Progressive Compatibilist Schools 

This includes schools that might be connected to a progressive group of churches such as some Anglican dioceses. They have an affirming stance towards the LGBTIQ community but may have an evangelical chaplain, for example, and a Crusader group meeting at lunchtime. Conservative Christians are welcome on staff and some evangelical families will be happy with the school while being aware that orthodox Christianity is not officially supported by the school.

State school systems such as NSW and Queensland that allow for voluntary Bible teaching in classtime also fit this group. Christianity is just another group in the school.

Progressive Incompatibilist Schools

There are some newer independent schools that provide a secular alternative and some schools have lost a connection to a church network that sponsored them. State school systems such as Victoria, which have abolished voluntary Bible-teaching periods, also fit the category. School rituals such as “Wear it Purple Day” will be affirming, and Christianity will have no formal place in the school. There is likely to be a secularist ideology that says things are better that way.

Two awkward case studies

Steph Lentz and Jereth Kok are two human case studies that challenge the incompatibilist wings.

Steff Lentz was sacked from Covenant Christian school after she came out as a lesbian. Lentz told The Sydney Morning Herald “I spent many months reading the best available scholarship on Christianity and sexuality because I wanted to keep doing a job that I loved. I tried to argue my case with my employer, to convince them that I could be a Christian and live true to biological realities that I cannot change. It was painful, often lonely, and ultimately unsuccessful.”

For the purist Christian-staff-only school, Lenz posted a double threat. First, she rejected the school’s code of conduct simply by being in a lesbian relationship, and then she proposed to promote a different form of Christianity in the evangelical school. It may be that the second would be unacceptable in some conservative compatibilist schools in which her gay identity would not be a hiring issue – but promoting another form of Christianity might be.

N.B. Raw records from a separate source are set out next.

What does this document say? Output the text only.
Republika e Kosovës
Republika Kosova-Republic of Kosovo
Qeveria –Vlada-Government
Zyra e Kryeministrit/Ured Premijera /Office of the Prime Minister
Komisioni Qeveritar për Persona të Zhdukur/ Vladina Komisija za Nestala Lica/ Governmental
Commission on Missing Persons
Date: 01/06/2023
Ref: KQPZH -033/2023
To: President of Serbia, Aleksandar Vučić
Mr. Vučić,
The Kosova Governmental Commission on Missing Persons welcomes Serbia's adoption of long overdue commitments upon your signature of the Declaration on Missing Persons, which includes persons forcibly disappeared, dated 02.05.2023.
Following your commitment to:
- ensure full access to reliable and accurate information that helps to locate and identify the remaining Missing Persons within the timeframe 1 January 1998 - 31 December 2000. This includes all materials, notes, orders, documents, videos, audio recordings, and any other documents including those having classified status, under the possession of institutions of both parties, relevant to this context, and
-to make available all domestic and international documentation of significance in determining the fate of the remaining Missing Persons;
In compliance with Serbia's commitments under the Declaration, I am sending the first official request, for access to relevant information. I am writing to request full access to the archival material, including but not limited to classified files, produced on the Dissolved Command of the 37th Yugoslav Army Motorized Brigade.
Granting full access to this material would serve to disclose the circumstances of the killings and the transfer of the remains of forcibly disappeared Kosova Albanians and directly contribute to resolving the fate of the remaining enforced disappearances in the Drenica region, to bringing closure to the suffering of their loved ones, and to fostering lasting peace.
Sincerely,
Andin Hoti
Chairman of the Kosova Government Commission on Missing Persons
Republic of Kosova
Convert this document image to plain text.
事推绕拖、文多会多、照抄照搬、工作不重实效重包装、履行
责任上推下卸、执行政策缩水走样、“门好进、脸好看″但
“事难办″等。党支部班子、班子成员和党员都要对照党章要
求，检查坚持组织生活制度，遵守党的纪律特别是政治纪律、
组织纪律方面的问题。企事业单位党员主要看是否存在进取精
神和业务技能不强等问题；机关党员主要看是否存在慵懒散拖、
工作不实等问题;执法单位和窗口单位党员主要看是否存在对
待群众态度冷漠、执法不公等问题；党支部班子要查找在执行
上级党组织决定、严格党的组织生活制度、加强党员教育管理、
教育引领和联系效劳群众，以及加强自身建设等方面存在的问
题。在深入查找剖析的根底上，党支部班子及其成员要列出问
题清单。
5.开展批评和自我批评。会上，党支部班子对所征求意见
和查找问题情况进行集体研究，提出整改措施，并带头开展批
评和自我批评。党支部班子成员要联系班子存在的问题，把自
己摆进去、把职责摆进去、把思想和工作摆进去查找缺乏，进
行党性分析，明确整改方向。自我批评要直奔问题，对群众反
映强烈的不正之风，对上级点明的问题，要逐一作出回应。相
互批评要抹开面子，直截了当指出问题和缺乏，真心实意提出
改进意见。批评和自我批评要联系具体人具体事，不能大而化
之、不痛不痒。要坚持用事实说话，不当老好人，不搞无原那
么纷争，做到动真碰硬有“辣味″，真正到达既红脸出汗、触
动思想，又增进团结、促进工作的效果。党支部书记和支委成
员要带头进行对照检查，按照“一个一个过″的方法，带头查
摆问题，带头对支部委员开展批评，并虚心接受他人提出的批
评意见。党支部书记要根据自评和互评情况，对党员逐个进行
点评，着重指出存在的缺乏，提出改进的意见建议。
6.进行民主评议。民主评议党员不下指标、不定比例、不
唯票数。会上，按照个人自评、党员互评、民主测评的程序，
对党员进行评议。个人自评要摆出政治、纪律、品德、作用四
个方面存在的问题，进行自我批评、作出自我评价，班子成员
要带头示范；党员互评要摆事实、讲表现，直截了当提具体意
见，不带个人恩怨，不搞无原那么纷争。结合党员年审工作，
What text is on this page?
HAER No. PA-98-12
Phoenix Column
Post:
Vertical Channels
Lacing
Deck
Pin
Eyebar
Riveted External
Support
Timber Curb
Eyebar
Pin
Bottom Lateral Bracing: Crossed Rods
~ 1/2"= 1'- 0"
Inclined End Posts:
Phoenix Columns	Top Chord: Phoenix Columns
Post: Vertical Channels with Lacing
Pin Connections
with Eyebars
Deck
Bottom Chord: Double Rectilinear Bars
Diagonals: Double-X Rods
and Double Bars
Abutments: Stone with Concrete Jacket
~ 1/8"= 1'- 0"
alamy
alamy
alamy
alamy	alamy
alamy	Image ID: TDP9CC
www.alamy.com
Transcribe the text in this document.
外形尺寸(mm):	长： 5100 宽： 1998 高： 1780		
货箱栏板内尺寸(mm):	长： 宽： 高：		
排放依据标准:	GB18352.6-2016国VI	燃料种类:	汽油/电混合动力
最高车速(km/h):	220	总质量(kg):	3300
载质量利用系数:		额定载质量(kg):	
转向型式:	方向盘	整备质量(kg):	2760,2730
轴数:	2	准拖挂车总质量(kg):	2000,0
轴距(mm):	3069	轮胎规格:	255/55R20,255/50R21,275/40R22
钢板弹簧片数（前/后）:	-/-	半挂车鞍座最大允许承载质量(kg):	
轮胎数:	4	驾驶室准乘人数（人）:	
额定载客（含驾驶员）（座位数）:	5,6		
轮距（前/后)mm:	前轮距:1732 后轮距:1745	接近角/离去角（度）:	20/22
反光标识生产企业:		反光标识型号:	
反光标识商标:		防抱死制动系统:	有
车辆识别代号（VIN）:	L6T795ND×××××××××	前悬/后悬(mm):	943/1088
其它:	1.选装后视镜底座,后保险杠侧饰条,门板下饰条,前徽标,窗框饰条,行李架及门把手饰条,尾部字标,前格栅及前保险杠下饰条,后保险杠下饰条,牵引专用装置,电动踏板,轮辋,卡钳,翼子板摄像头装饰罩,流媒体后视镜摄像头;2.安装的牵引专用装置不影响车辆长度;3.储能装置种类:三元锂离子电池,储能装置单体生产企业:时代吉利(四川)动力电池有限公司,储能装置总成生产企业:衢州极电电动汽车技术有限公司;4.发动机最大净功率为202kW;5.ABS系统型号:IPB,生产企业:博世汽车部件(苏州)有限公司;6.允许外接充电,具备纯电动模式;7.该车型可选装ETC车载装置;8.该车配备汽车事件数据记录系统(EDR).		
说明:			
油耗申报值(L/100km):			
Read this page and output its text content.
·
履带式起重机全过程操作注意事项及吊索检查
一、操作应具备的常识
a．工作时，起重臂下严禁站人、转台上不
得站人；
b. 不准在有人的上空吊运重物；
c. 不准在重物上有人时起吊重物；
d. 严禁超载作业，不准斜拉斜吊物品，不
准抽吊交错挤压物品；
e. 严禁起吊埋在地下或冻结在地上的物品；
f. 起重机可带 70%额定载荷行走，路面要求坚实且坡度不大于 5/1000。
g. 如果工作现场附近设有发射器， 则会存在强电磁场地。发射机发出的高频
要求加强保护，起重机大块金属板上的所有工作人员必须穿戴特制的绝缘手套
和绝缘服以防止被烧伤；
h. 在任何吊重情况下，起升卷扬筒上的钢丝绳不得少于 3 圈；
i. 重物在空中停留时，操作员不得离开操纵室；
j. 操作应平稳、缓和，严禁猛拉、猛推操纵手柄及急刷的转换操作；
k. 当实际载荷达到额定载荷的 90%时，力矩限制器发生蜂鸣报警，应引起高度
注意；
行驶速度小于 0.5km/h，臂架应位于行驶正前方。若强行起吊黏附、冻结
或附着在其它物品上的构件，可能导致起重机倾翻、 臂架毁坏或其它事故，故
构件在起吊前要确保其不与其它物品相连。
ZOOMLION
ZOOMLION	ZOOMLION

The current debate is whether the strictly conservative incompatibilist school can survive.

Cancelled doctor Jereth Kok, who is fighting his suspension by the Medical Board for online activity that included an Eternity article, challenges the progressive incompatibilist wing of this debate. The federal bill, if passed, will broaden freedom of speech provisions. While not every part of Kok’s Facebook comments is necessarily linked to a statement of belief (which would be protected) the Eternity article – part of a series discussing transgender – certainly can be seen that way. The link to schooling is this – what is the level of diversity of thought that educational institutions can cope with? It may be that a progressive incompatible institution is as narrow as some Christian schools are claimed to be.